Para os pesquisadores, o aumento acentuado não pode ser explicado simplesmente por fatores genéticos ou escolhas individuais, mas sim por uma combinação de fatores estruturais e de contexto, que no artigo os pesquisadores denominam como determinantes sistêmicos.
O artigo propõe outra perspectiva para a problemática da obesidade na América Latina. Mori lembra que diversos estudos, principalmente em modelos animais, já demonstraram que tanto a carência quanto o excesso de ingestão alimentar pelos pais, sobretudo durante a gestação, podem resultar em alterações na prole que predispõem a doenças metabólicas na fase adulta.
“Os países de renda média e baixa, como é o caso da maioria dos países da América Latina, em menos de 50 anos saíram de uma realidade com altas taxas de desnutrição para um crescimento acelerado da obesidade. Portanto, é possível que essa rápida transição da carência alimentar e desnutrição para a abundância de alimentos ultraprocessados e hipercalóricos seja um aspecto relevante na indução de uma herança epigenética, contribuindo para as altas taxas recentes de obesidade, sobretudo em crianças. É algo que precisa ser mais investigado na obesidade humana”, avalia.
Com isso, de acordo com os pesquisadores, ganham luz caminhos preventivos e terapêuticos contra a obesidade que têm como base ações coletivas.
“Uma solução que indicamos no artigo é o incentivo a políticas que facilitem a alimentação tradicional e regulem os alimentos ultraprocessados – que têm maior densidade calórica e são menos nutritivos. Isso deve estar associado a incentivos para a prática de atividades físicas, à promoção de hábitos saudáveis e de alimentação adequada nas escolas. Ainda, é preciso motivar gestantes a adotar dieta de qualidade, ao aleitamento materno e a oferecer alimentos saudáveis desde a primeira infância. Propomos que o foco precisa ser nas mulheres e nas crianças, que podem ser mais passíveis de mudanças e entre as quais a obesidade mais cresce na América Latina”, diz.
Outro aspecto destacado pelos pesquisadores é o impacto do acesso limitado ao conhecimento científico como um dos determinantes da obesidade.
“Além de um maior acesso ao conhecimento científico e a questões relacionadas à ciência aberta, destacamos que o investimento e a quantidade de pesquisa sobre obesidade que se faz na América Latina são muito pequenos proporcionalmente ao número de pessoas com obesidade.
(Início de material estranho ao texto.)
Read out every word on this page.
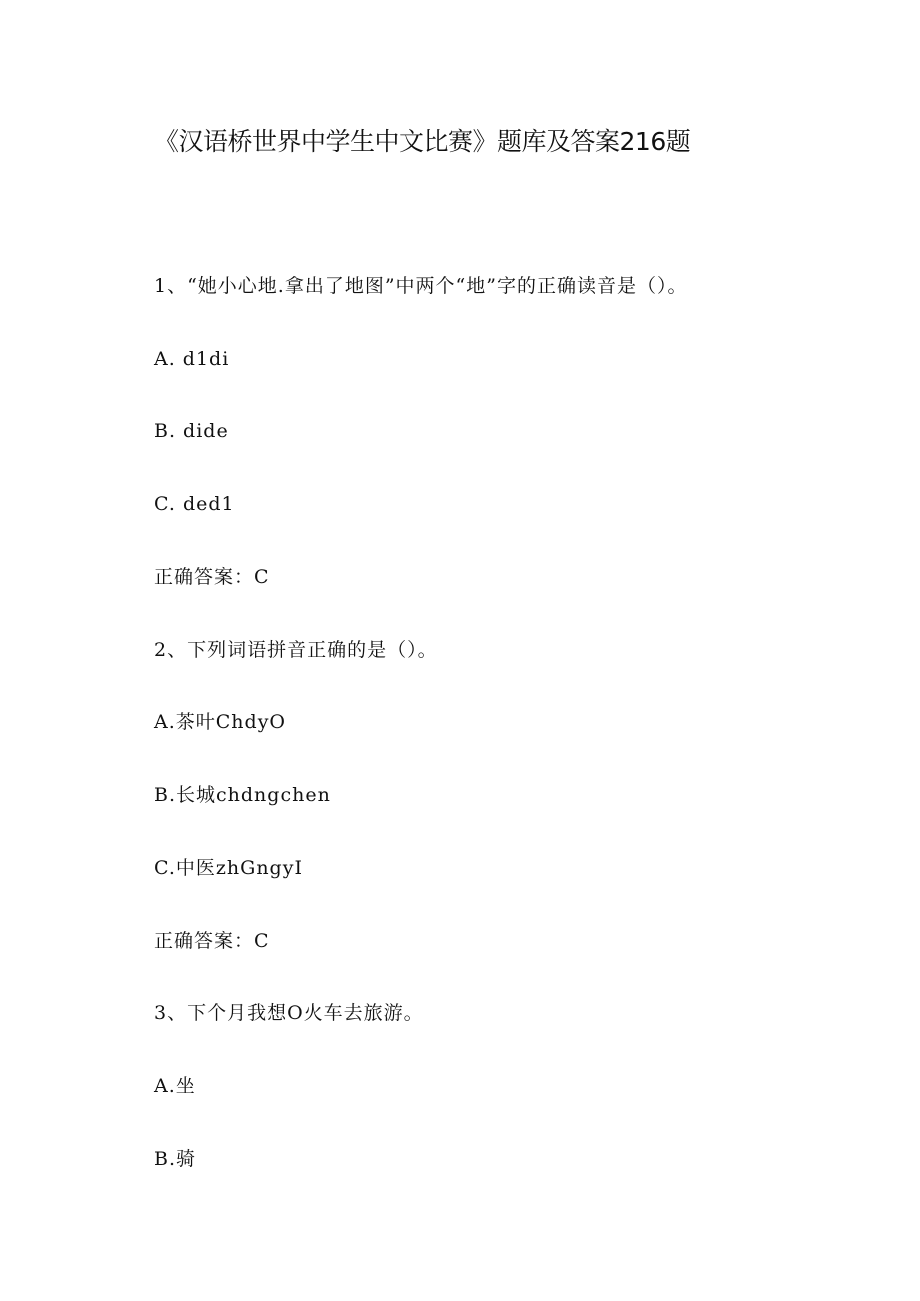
《汉语桥世界中学生中文比赛》题库及答案216题
1、“她小心地.拿出了地图”中两个“地”字的正确读音是（）。
A. d1di
B. dide
C. ded1
正确答案：C
2、下列词语拼音正确的是（）。
A.茶叶ChdyO
B.长城chdngchen
C.中医zhGngyI
正确答案：C
3、下个月我想O火车去旅游。
A.坐
B.骑
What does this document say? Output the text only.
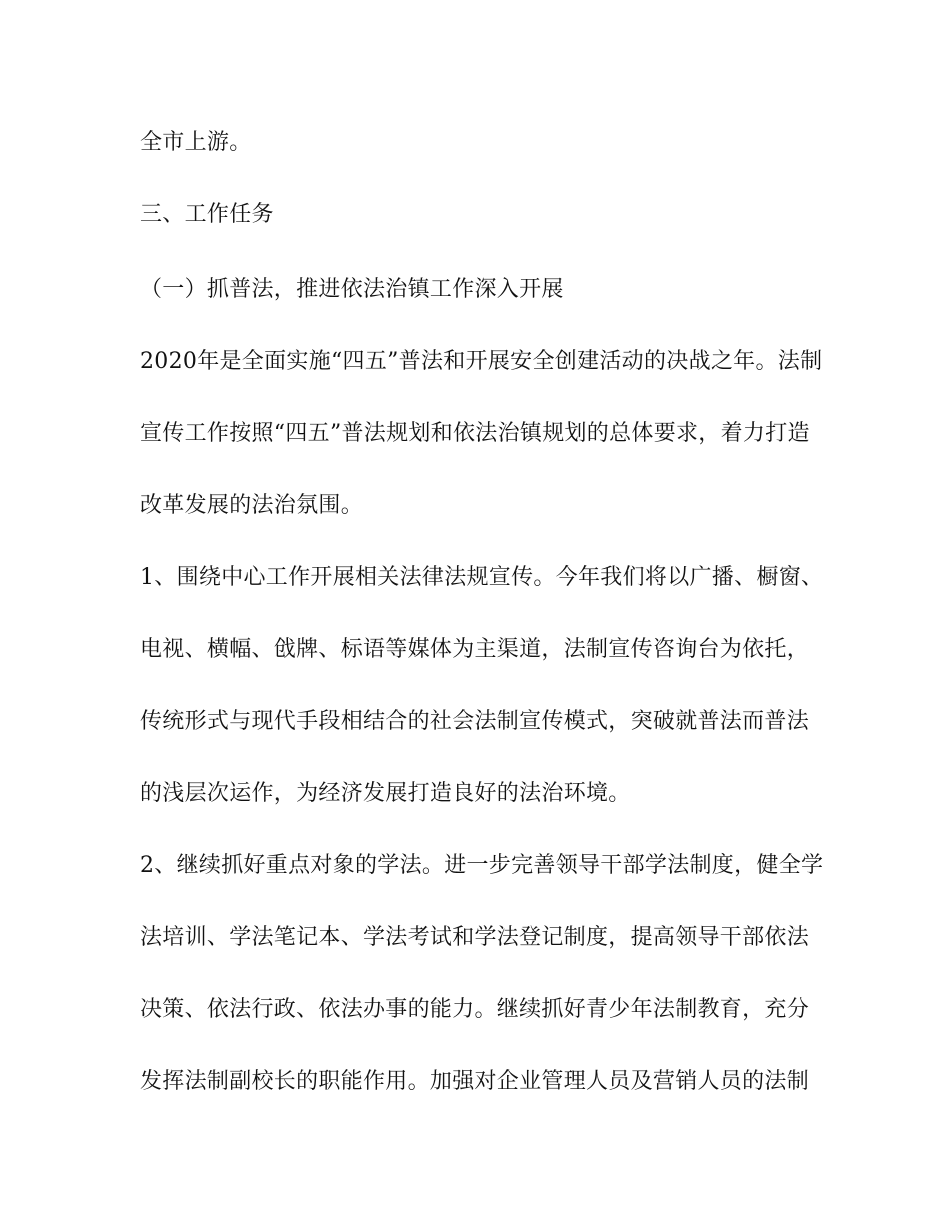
全市上游。
三、工作任务
（一）抓普法，推进依法治镇工作深入开展
2020年是全面实施“四五”普法和开展安全创建活动的决战之年。法制
宣传工作按照“四五”普法规划和依法治镇规划的总体要求，着力打造
改革发展的法治氛围。
1、围绕中心工作开展相关法律法规宣传。今年我们将以广播、橱窗、
电视、横幅、戗牌、标语等媒体为主渠道，法制宣传咨询台为依托，
传统形式与现代手段相结合的社会法制宣传模式，突破就普法而普法
的浅层次运作，为经济发展打造良好的法治环境。
2、继续抓好重点对象的学法。进一步完善领导干部学法制度，健全学
法培训、学法笔记本、学法考试和学法登记制度，提高领导干部依法
决策、依法行政、依法办事的能力。继续抓好青少年法制教育，充分
发挥法制副校长的职能作用。加强对企业管理人员及营销人员的法制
Temos estudos relevantes aqui conduzidos, mas precisamos de mais e que sejam mais difundidos”, diz.
Na avaliação de Mori, a produção científica da América Latina na área de obesidade precisa ser mais representativa, sobretudo em estudos genéticos e sociais. “A maior parte desses estudos é feita em países do Norte Global. Enquanto for essa a realidade dos dados que dispomos sobre obesidade, vamos continuar tendo uma lacuna de conhecimento sobre como mitigar a obesidade na nossa região”, afirma.
“Dessa forma, compramos dos países desenvolvidos tanto o problema quanto a potencial solução. Porque, além de copiarmos hábitos de vida e adquirirmos as fórmulas propostas por esses países, nós também pagamos por alimentos que nos colocam nessa situação e por remédios que, por enquanto, atingem apenas uma pequena parcela da população. Enfim, estamos pagando duas vezes e ainda perdendo a luta contra a epidemia da obesidade”, afirma.